As restaurants have closed or faced capacity restrictions due to the COVID-19 pandemic, consumers have turned to at-home dining—and that often features protein. In fact, seven in 10 respondents in Deloitte’s recent Future of Fresh survey say they eat even more meat and seafood at home when they cannot dine out at a restaurant. With half of consumers reporting they feel stressed when shopping for food in stores and two out of three concerned that their favorite meat or seafood will be out of stock when they do, there may be a new opening for more online, direct-to-consumer (DTC) protein sales.
In The Future of Fresh: Patterns from the pandemic, we identified the “contemporary consumer” archetype that is more willing to shop for their food online than their conventional counterparts. These consumers tend to be young families, well-off financially, and living in an urban setting. When it comes to meat and seafood specifically, about two in three millennial and Generation Z consumers are interested in purchasing protein online, which is about twice the interest as with older consumers in our survey.
Meat is highly perishable, so to be shipped to a consumer it needs to be transported frozen and in protective packaging. With respect to these two factors, our data suggests a major difference in how consumers view meat and seafood versus food products generally, which may provide DTC an advantage. While a large majority of consumers surveyed believe fresh food is superior to frozen in terms of its health properties, when asked about meat and seafood specifically, most consumers say that frozen is just as good as fresh (figure 1).
Additionally, nine in 10 consumers surveyed said that packaging to prevent contamination was important to them in their food purchasing and two in three said they wished meat and seafood specifically had more protective packaging.
These findings suggest frozen meat and seafood products shipped in protective packaging may be perceived as equivalent to fresh alternatives, which is good news for the DTC model.

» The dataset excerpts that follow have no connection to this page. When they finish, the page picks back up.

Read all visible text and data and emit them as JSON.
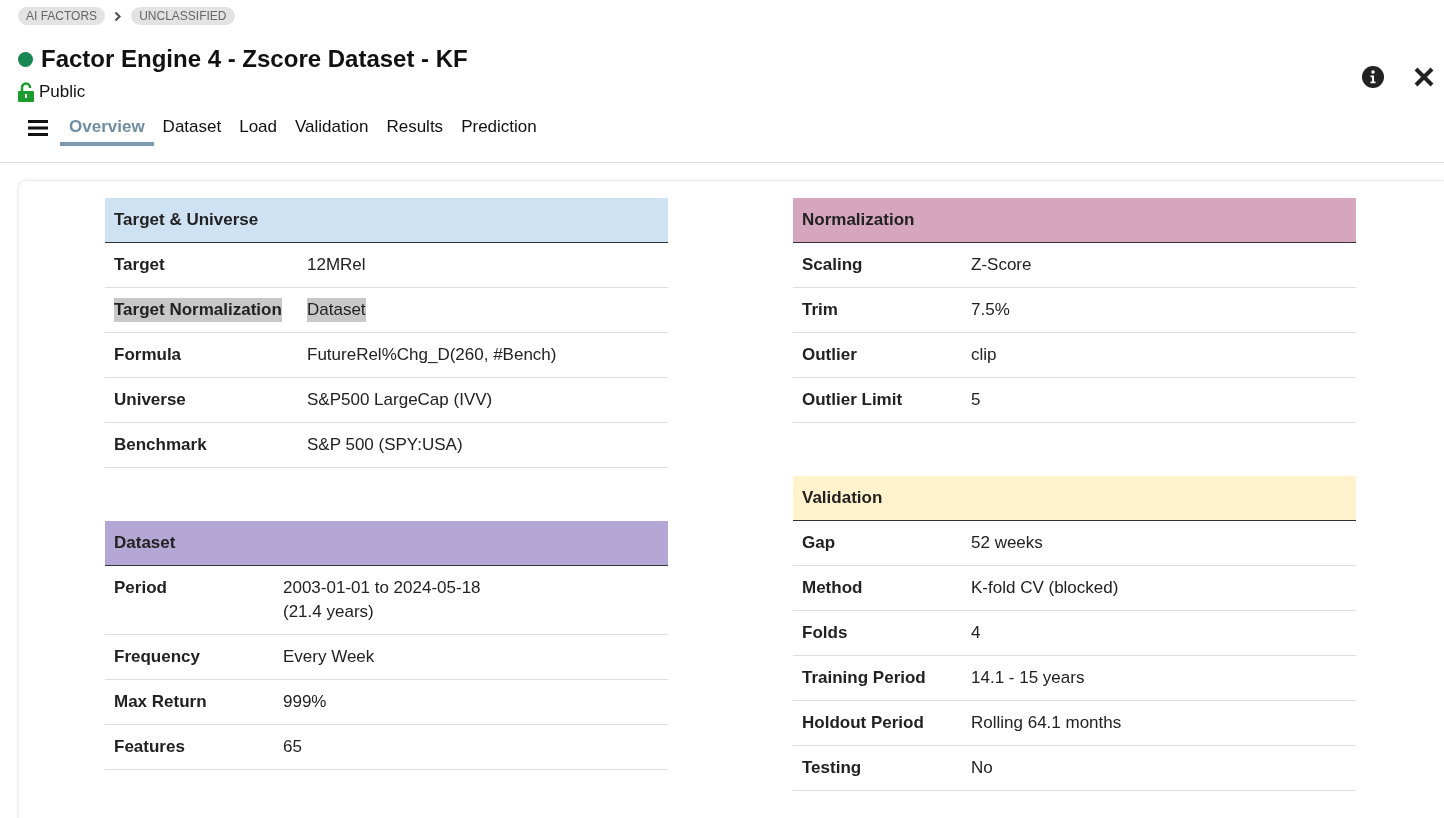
{
  "breadcrumbs": [
    "AI FACTORS",
    "UNCLASSIFIED"
  ],
  "title": "Factor Engine 4 - Zscore Dataset - KF",
  "active": true,
  "visibility": "Public",
  "tabs": [
    {
      "label": "Overview",
      "selected": true
    },
    {
      "label": "Dataset",
      "selected": false
    },
    {
      "label": "Load",
      "selected": false
    },
    {
      "label": "Validation",
      "selected": false
    },
    {
      "label": "Results",
      "selected": false
    },
    {
      "label": "Prediction",
      "selected": false
    }
  ],
  "columns": [
    {
      "sections": [
        {
          "title": "Target & Universe",
          "color": "#cfe2f3",
          "rows": [
            {
              "label": "Target",
              "value": [
                "12MRel"
              ],
              "highlighted": false
            },
            {
              "label": "Target Normalization",
              "value": [
                "Dataset"
              ],
              "highlighted": true
            },
            {
              "label": "Formula",
              "value": [
                "FutureRel%Chg_D(260, #Bench)"
              ],
              "highlighted": false
            },
            {
              "label": "Universe",
              "value": [
                "S&P500 LargeCap (IVV)"
              ],
              "highlighted": false
            },
            {
              "label": "Benchmark",
              "value": [
                "S&P 500 (SPY:USA)"
              ],
              "highlighted": false
            }
          ]
        },
        {
          "title": "Dataset",
          "color": "#b4a7d6",
          "rows": [
            {
              "label": "Period",
              "value": [
                "2003-01-01 to 2024-05-18",
                "(21.4 years)"
              ],
              "highlighted": false
            },
            {
              "label": "Frequency",
              "value": [
                "Every Week"
              ],
              "highlighted": false
            },
            {
              "label": "Max Return",
              "value": [
                "999%"
              ],
              "highlighted": false
            },
            {
              "label": "Features",
              "value": [
                "65"
              ],
              "highlighted": false
            }
          ]
        }
      ]
    },
    {
      "sections": [
        {
          "title": "Normalization",
          "color": "#d5a6bd",
          "rows": [
            {
              "label": "Scaling",
              "value": [
                "Z-Score"
              ],
              "highlighted": false
            },
            {
              "label": "Trim",
              "value": [
                "7.5%"
              ],
              "highlighted": false
            },
            {
              "label": "Outlier",
              "value": [
                "clip"
              ],
              "highlighted": false
            },
            {
              "label": "Outlier Limit",
              "value": [
                "5"
              ],
              "highlighted": false
            }
          ]
        },
        {
          "title": "Validation",
          "color": "#fff2cc",
          "rows": [
            {
              "label": "Gap",
              "value": [
                "52 weeks"
              ],
              "highlighted": false
            },
            {
              "label": "Method",
              "value": [
                "K-fold CV (blocked)"
              ],
              "highlighted": false
            },
            {
              "label": "Folds",
              "value": [
                "4"
              ],
              "highlighted": false
            },
            {
              "label": "Training Period",
              "value": [
                "14.1 - 15 years"
              ],
              "highlighted": false
            },
            {
              "label": "Holdout Period",
              "value": [
                "Rolling 64.1 months"
              ],
              "highlighted": false
            },
            {
              "label": "Testing",
              "value": [
                "No"
              ],
              "highlighted": false
            }
          ]
        }
      ]
    }
  ]
}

It turns out consumer acceptance of frozen meat is correlated with interest in plant-based meat alternatives. Adding plant-based options could be a winning formula to bring more customers over to a protein DTC offering. In fact, that may be why Perdue Farms—an established meat and poultry provider that entered the DTC market in 2020—is exploring more plant-based options in its own new DTC channel.2
The pandemic has accelerated trends across many industries, including food products. DTC enables companies to build a direct relationship with customers and collect important data about their interactions. It also creates opportunities for new strategies centered around the bundling or unbundling of products, pack sizes, pricing, and subscription-based models. Given consumer shifts and digital acceleration, now seems an opportune time to think strategically about new business models, even for something as fundamental as the protein at the center of the plate.